Developing world needs knowledge more than hardware, speakers say
K. Oanh Ha
Mercury News, 22 April 2005
Is the digital divide dead?
Yes, concluded speakers at a Santa Clara Univeristy symposium Thursday where participants agreed that throwing computers at the developing world isn't the answer to global inequity. What's really needed is a bridge to close the knowledge divide, according to the speakers.
"The problems comes down to much more than technology," said Geoffrey Bowker, executive director of the university's Center for Science, Technology and Society, which hosted the conference, also sponsored by Applied Materials. What we need is open source science... a framework where knowledge and information is shared with the developing world."
Speakers at the event, attended by about 200, talked about the importance of creating a "digital commons"-- a public, online space for knowledge that would help alleviate social and economic problems in poor countries, as well as inequities between the developed and developing worlds.
Some said it was time to rethink intellectual property laws that often prevent poor countries fron tapping into useful innovations and technology. "We should recognize that intellectual property rights are competing with basic human rights," said Raoul Weiler, head of a European think tank.

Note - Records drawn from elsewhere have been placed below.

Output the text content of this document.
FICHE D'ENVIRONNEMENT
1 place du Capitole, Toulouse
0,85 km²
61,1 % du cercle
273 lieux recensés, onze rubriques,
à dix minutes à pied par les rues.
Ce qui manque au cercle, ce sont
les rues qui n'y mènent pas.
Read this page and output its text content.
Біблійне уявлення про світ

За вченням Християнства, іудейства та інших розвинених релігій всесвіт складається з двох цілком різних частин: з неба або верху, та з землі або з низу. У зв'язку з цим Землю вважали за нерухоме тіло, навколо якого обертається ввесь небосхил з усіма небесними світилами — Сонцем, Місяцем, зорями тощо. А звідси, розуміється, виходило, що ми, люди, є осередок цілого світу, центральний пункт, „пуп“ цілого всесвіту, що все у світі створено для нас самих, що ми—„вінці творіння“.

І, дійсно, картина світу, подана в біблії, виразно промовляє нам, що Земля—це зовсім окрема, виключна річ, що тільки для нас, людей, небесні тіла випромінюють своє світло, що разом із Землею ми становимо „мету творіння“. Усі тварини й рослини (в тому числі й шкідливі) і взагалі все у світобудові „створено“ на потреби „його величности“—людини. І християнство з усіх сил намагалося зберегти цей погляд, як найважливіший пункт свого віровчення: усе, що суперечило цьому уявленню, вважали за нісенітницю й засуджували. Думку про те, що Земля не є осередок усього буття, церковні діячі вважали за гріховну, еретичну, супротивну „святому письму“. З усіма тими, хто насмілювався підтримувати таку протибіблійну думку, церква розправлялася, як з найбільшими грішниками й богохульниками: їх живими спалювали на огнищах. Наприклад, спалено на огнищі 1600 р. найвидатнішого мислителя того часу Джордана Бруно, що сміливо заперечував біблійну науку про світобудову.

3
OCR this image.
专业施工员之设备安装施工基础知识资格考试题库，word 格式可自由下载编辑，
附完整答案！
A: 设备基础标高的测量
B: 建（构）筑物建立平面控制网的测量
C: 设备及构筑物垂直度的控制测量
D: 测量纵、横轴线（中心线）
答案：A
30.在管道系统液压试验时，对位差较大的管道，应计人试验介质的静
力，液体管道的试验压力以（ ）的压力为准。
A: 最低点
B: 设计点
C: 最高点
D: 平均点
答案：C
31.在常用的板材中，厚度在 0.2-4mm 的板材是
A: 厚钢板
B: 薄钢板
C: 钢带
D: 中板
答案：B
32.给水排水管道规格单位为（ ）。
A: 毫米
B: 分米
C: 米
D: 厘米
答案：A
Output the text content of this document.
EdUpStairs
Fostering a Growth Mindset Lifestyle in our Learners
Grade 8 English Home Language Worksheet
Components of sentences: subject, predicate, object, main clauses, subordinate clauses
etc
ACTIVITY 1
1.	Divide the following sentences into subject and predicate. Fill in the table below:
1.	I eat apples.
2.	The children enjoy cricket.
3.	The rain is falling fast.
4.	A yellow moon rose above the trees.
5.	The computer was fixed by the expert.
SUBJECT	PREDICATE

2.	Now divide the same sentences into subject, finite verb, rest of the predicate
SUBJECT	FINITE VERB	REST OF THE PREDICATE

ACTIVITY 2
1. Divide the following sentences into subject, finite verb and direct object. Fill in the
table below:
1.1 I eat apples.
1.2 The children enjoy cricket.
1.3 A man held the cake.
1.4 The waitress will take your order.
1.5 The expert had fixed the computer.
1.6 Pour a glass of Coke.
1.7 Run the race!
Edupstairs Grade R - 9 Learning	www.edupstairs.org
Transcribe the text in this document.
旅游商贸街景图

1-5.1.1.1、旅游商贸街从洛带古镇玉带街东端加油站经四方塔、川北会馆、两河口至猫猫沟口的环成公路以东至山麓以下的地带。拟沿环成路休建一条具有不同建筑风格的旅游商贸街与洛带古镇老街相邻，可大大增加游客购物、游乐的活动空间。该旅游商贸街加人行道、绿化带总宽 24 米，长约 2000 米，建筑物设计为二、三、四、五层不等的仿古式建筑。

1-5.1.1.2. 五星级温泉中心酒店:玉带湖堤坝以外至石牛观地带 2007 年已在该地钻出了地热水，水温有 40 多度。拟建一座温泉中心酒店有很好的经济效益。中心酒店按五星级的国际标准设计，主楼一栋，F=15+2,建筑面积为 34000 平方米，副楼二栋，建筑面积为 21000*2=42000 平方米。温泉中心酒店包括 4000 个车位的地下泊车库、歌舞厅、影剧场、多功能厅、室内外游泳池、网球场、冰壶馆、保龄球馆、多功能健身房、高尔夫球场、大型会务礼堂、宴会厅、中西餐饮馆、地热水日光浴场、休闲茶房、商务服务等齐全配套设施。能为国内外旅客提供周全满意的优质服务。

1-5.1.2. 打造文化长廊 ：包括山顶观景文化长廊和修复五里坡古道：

Multinational companies have a responsibility to help poor countries overcome the knowledge divide rather than just "raiding" them, speakers said.
One speaker cited an example where an American company did raid the knowledge of a developing country, In Ecuador, a video documentary was put on the Internet about a plant that generations of indigenous people in the Andes have cultivated to treat lung cancer. Shortly after, a California company came in to commercially extract the plant for cancer medicine, said Karin Delgadillo, executive director of the Chasquinet Foundation. Her organization created the information center that made putting the documentary on the Internet possible.
"The company just came in and took the ancestors' wisdom without compensating the local people."
Speakers also called on Silicon Valley companies to help create a framework for sharing global knowledge. One way is for companies to target their products at poor communiuties, rather than those with the highest purchasing power, said Brooke Partridge, director of market and business development in Hewlett-Packard's emerging market solutions division.